As a traveling musician, Jelly Roll Morton was undoubtedly familiar with the rural world of the delta blues along with the raucous nightlife of urban New Orleans. This was a man whose musical world straddled two centuries, like much of early jazz, but Morton’s music was played in an intricate ensemble style that in its way brought together a world passing and a world to be.

It is significant that in such compositions as “Sidewalk Blues” and “Steamboat Stomp” Jelly Roll Morton’s band traded quips about mules and automobiles. It is a dialog about going somewhere: consider the blaring of early auto horns, and the slapstick banter about getting out of the way. It’s striking that much of the humor is directed at a bumpkin bewildered by city life. For Morton’s life straddled the time of bandwagons being pulled through the streets of New Orleans with musicians blowing from the wagon bed, and the time of swing music with big bands rollicking over national radio.

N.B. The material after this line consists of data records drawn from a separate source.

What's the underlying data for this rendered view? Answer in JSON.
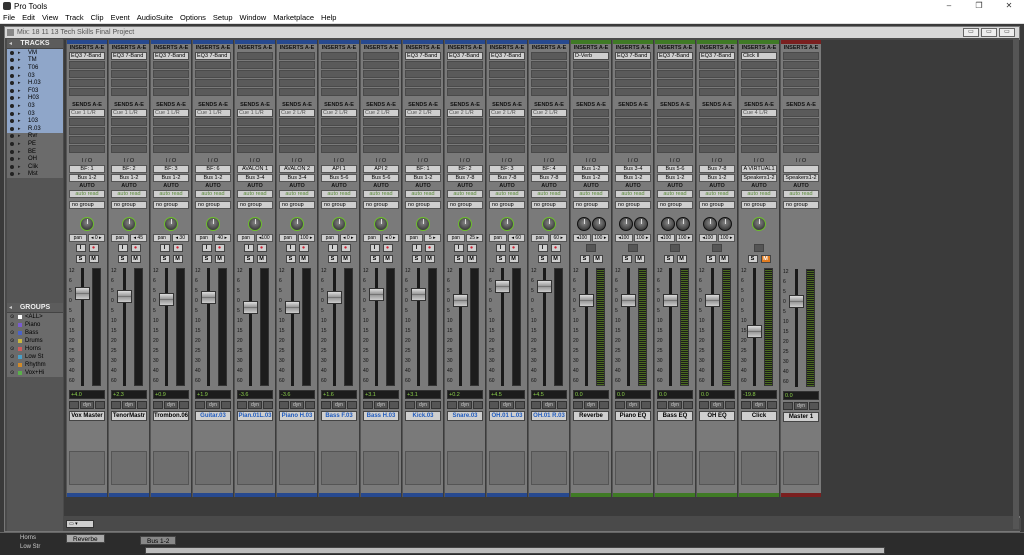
{
  "app": {
    "title": "Pro Tools",
    "window_controls": [
      "–",
      "❐",
      "✕"
    ]
  },
  "menu": [
    "File",
    "Edit",
    "View",
    "Track",
    "Clip",
    "Event",
    "AudioSuite",
    "Options",
    "Setup",
    "Window",
    "Marketplace",
    "Help"
  ],
  "mix": {
    "title": "Mix: 18 11 13 Tech Skills Final Project",
    "controls": [
      "▭",
      "▭",
      "▭"
    ]
  },
  "tracks_header": "TRACKS",
  "groups_header": "GROUPS",
  "tracks": [
    {
      "name": "VM",
      "sel": true
    },
    {
      "name": "TM",
      "sel": true
    },
    {
      "name": "T06",
      "sel": true
    },
    {
      "name": "03",
      "sel": true
    },
    {
      "name": "H.03",
      "sel": true
    },
    {
      "name": "F03",
      "sel": true
    },
    {
      "name": "H03",
      "sel": true
    },
    {
      "name": "03",
      "sel": true
    },
    {
      "name": "03",
      "sel": true
    },
    {
      "name": "103",
      "sel": true
    },
    {
      "name": "R.03",
      "sel": true
    },
    {
      "name": "Rvr",
      "sel": false
    },
    {
      "name": "PE",
      "sel": false
    },
    {
      "name": "BE",
      "sel": false
    },
    {
      "name": "OH",
      "sel": false
    },
    {
      "name": "Clik",
      "sel": false
    },
    {
      "name": "Mst",
      "sel": false
    }
  ],
  "groups": [
    {
      "name": "<ALL>",
      "color": "#fff"
    },
    {
      "name": "Piano",
      "color": "#7a5bd0"
    },
    {
      "name": "Bass",
      "color": "#4a62c8"
    },
    {
      "name": "Drums",
      "color": "#c8b640"
    },
    {
      "name": "Horns",
      "color": "#d05a5a"
    },
    {
      "name": "Low St",
      "color": "#4aa0c8"
    },
    {
      "name": "Rhythm",
      "color": "#d08a2a"
    },
    {
      "name": "Vox+Hi",
      "color": "#5ab04a"
    }
  ],
  "labels": {
    "inserts": "INSERTS A-E",
    "sends": "SENDS A-E",
    "io": "I / O",
    "auto": "AUTO",
    "dyn": "dyn"
  },
  "strips": [
    {
      "name": "Vox Master",
      "band": "#27498f",
      "insert": "EQ3 7-Band",
      "send": "Cue 1 L/R",
      "in": "BF: 1",
      "out": "Bus 1-2",
      "auto": "auto read",
      "group": "no group",
      "pan": [
        "◂ 0 ▸"
      ],
      "vol": "+4.0",
      "blue": false,
      "fader": 0.18,
      "meter": false
    },
    {
      "name": "TenorMastr",
      "band": "#27498f",
      "insert": "EQ3 7-Band",
      "send": "Cue 1 L/R",
      "in": "BF: 2",
      "out": "Bus 1-2",
      "auto": "auto read",
      "group": "no group",
      "pan": [
        "◂ 45"
      ],
      "vol": "+2.3",
      "blue": false,
      "fader": 0.21,
      "meter": false
    },
    {
      "name": "Trombon.06",
      "band": "#27498f",
      "insert": "EQ3 7-Band",
      "send": "Cue 1 L/R",
      "in": "BF: 3",
      "out": "Bus 1-2",
      "auto": "auto read",
      "group": "no group",
      "pan": [
        "◂ 30"
      ],
      "vol": "+0.9",
      "blue": false,
      "fader": 0.24,
      "meter": false
    },
    {
      "name": "Guitar.03",
      "band": "#27498f",
      "insert": "EQ3 7-Band",
      "send": "Cue 1 L/R",
      "in": "BF: 6",
      "out": "Bus 1-2",
      "auto": "auto read",
      "group": "no group",
      "pan": [
        "40 ▸"
      ],
      "vol": "+1.9",
      "blue": true,
      "fader": 0.22,
      "meter": false
    },
    {
      "name": "Pian.01L.03",
      "band": "#27498f",
      "insert": "",
      "send": "Cue 1 L/R",
      "in": "AVALON 1",
      "out": "Bus 3-4",
      "auto": "auto read",
      "group": "no group",
      "pan": [
        "◂100"
      ],
      "vol": "-3.6",
      "blue": true,
      "fader": 0.32,
      "meter": false
    },
    {
      "name": "Piano H.03",
      "band": "#27498f",
      "insert": "",
      "send": "Cue 2 L/R",
      "in": "AVALON 2",
      "out": "Bus 3-4",
      "auto": "auto read",
      "group": "no group",
      "pan": [
        "100 ▸"
      ],
      "vol": "-3.6",
      "blue": true,
      "fader": 0.32,
      "meter": false
    },
    {
      "name": "Bass F.03",
      "band": "#27498f",
      "insert": "",
      "send": "Cue 2 L/R",
      "in": "API 1",
      "out": "Bus 5-6",
      "auto": "auto read",
      "group": "no group",
      "pan": [
        "◂ 0 ▸"
      ],
      "vol": "+1.6",
      "blue": true,
      "fader": 0.22,
      "meter": false
    },
    {
      "name": "Bass H.03",
      "band": "#27498f",
      "insert": "",
      "send": "Cue 2 L/R",
      "in": "API 2",
      "out": "Bus 5-6",
      "auto": "auto read",
      "group": "no group",
      "pan": [
        "◂ 0 ▸"
      ],
      "vol": "+3.1",
      "blue": true,
      "fader": 0.19,
      "meter": false
    },
    {
      "name": "Kick.03",
      "band": "#27498f",
      "insert": "EQ3 7-Band",
      "send": "Cue 2 L/R",
      "in": "BF: 1",
      "out": "Bus 1-2",
      "auto": "auto read",
      "group": "no group",
      "pan": [
        "5 ▸"
      ],
      "vol": "+3.1",
      "blue": true,
      "fader": 0.19,
      "meter": false
    },
    {
      "name": "Snare.03",
      "band": "#27498f",
      "insert": "EQ3 7-Band",
      "send": "Cue 2 L/R",
      "in": "BF: 2",
      "out": "Bus 7-8",
      "auto": "auto read",
      "group": "no group",
      "pan": [
        "25 ▸"
      ],
      "vol": "+0.2",
      "blue": true,
      "fader": 0.25,
      "meter": false
    },
    {
      "name": "OH.01 L.03",
      "band": "#27498f",
      "insert": "EQ3 7-Band",
      "send": "Cue 2 L/R",
      "in": "BF: 3",
      "out": "Bus 7-8",
      "auto": "auto read",
      "group": "no group",
      "pan": [
        "◂ 60"
      ],
      "vol": "+4.5",
      "blue": true,
      "fader": 0.12,
      "meter": false
    },
    {
      "name": "OH.01 R.03",
      "band": "#27498f",
      "insert": "",
      "send": "Cue 2 L/R",
      "in": "BF: 4",
      "out": "Bus 7-8",
      "auto": "auto read",
      "group": "no group",
      "pan": [
        "60 ▸"
      ],
      "vol": "+4.5",
      "blue": true,
      "fader": 0.12,
      "meter": false
    },
    {
      "name": "Reverbe",
      "band": "#3f7a25",
      "insert": "D-Verb",
      "send": "",
      "in": "Bus 1-2",
      "out": "Bus 1-2",
      "auto": "auto read",
      "group": "no group",
      "pan": [
        "◂100",
        "100 ▸"
      ],
      "vol": "0.0",
      "blue": false,
      "fader": 0.25,
      "meter": true,
      "stereo": true
    },
    {
      "name": "Piano EQ",
      "band": "#3f7a25",
      "insert": "EQ3 7-Band",
      "send": "",
      "in": "Bus 3-4",
      "out": "Bus 1-2",
      "auto": "auto read",
      "group": "no group",
      "pan": [
        "◂100",
        "100 ▸"
      ],
      "vol": "0.0",
      "blue": false,
      "fader": 0.25,
      "meter": true,
      "stereo": true
    },
    {
      "name": "Bass EQ",
      "band": "#3f7a25",
      "insert": "EQ3 7-Band",
      "send": "",
      "in": "Bus 5-6",
      "out": "Bus 1-2",
      "auto": "auto read",
      "group": "no group",
      "pan": [
        "◂100",
        "100 ▸"
      ],
      "vol": "0.0",
      "blue": false,
      "fader": 0.25,
      "meter": true,
      "stereo": true
    },
    {
      "name": "OH EQ",
      "band": "#3f7a25",
      "insert": "EQ3 7-Band",
      "send": "",
      "in": "Bus 7-8",
      "out": "Bus 1-2",
      "auto": "auto read",
      "group": "no group",
      "pan": [
        "◂100",
        "100 ▸"
      ],
      "vol": "0.0",
      "blue": false,
      "fader": 0.25,
      "meter": true,
      "stereo": true
    },
    {
      "name": "Click",
      "band": "#3f7a25",
      "insert": "Click II",
      "send": "Cue 4 L/R",
      "in": "A VIRTUAL1",
      "out": "Speakers1-2",
      "auto": "auto read",
      "group": "no group",
      "pan": [],
      "vol": "-19.8",
      "blue": false,
      "fader": 0.55,
      "meter": true,
      "mute": true
    },
    {
      "name": "Master 1",
      "band": "#7a1f1f",
      "insert": "",
      "send": "",
      "in": "",
      "out": "Speakers1-2",
      "auto": "auto read",
      "group": "no group",
      "pan": [],
      "vol": "0.0",
      "blue": false,
      "fader": 0.25,
      "meter": true,
      "master": true
    }
  ],
  "scale": [
    "12",
    "6",
    "5",
    "0",
    "5",
    "10",
    "15",
    "20",
    "25",
    "30",
    "40",
    "60"
  ],
  "bottom": {
    "track1": "Horns",
    "track2": "Low Str",
    "reverb_label": "Reverbe",
    "bus": "Bus 1-2"
  }
}
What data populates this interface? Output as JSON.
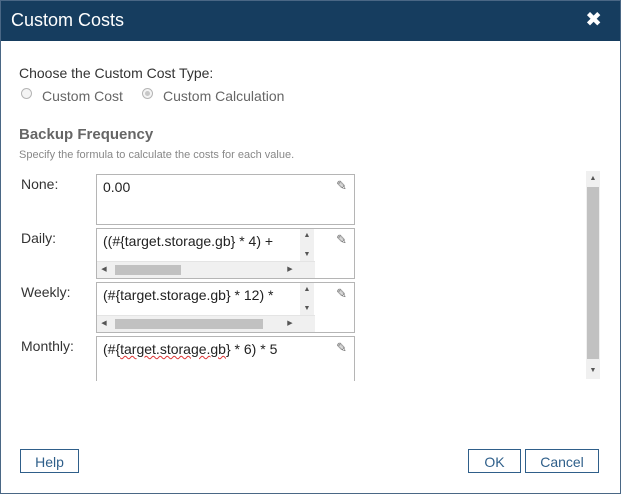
{
  "dialog": {
    "title": "Custom Costs",
    "close_glyph": "✖"
  },
  "cost_type": {
    "prompt": "Choose the Custom Cost Type:",
    "options": [
      {
        "label": "Custom Cost",
        "selected": false
      },
      {
        "label": "Custom Calculation",
        "selected": true
      }
    ]
  },
  "section": {
    "title": "Backup Frequency",
    "description": "Specify the formula to calculate the costs for each value."
  },
  "fields": [
    {
      "label": "None:",
      "value": "0.00"
    },
    {
      "label": "Daily:",
      "value": "((#{target.storage.gb} * 4) +"
    },
    {
      "label": "Weekly:",
      "value": "(#{target.storage.gb} * 12) *"
    },
    {
      "label": "Monthly:",
      "value_prefix": "(#{",
      "value_underlined": "target.storage.gb",
      "value_suffix": "} * 6) * 5"
    }
  ],
  "buttons": {
    "help": "Help",
    "ok": "OK",
    "cancel": "Cancel"
  },
  "icons": {
    "edit": "pencil-icon",
    "close": "close-icon"
  },
  "colors": {
    "titlebar": "#163d5f",
    "button_border": "#2f5f8a"
  }
}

In particular “Black Bottom Stomp” has an energy that seems to whirl through a kaleidoscopic vision of New Orleans. The bordello, the parlor, the dance hall, the funeral, the street party, the whole lively momentum of everyday life turns like a carnival wheel while Mr. Morton’s wry compositional voice beckons: “Step Right Up.” It doesn’t take much attentive listening to appreciate the subtlety of the master’s composition, the inspired restraint of the soloists, and the snap of the rhythm section.

It is ironic that “Black Bottom Stomp” was recorded in Chicago, far north of the great city that was already losing its hold on many of the early greats of jazz, including King Oliver, and Louis Armstrong. Already, in 1926, Morton’s egalitarian style was beginning to give way to the rise of the outstanding small group soloists who later became essential to the larger ensemble conception of big band jazz.

Compare Morton’s piano versions of “King Porter Stomp” to Benny Goodman’s big band version of 1935. Goodman’s version has the uptown Park Avenue feel of Manhattan. While Morton’s evokes a bump and tumble of local neighborhoods, more like Brooklyn, where accents and dialects rub up against each other on a daily basis.

Mr. Morton’s music arose from the unique musical and historical life of New Orleans, epitomizing the best of an ensemble style that will forever be associated with that endlessly diverse city. It would take an Ellington to surpass Morton as a combination musician, bandleader, and ensemble composer: no small tribute to Mr. Morton’s music.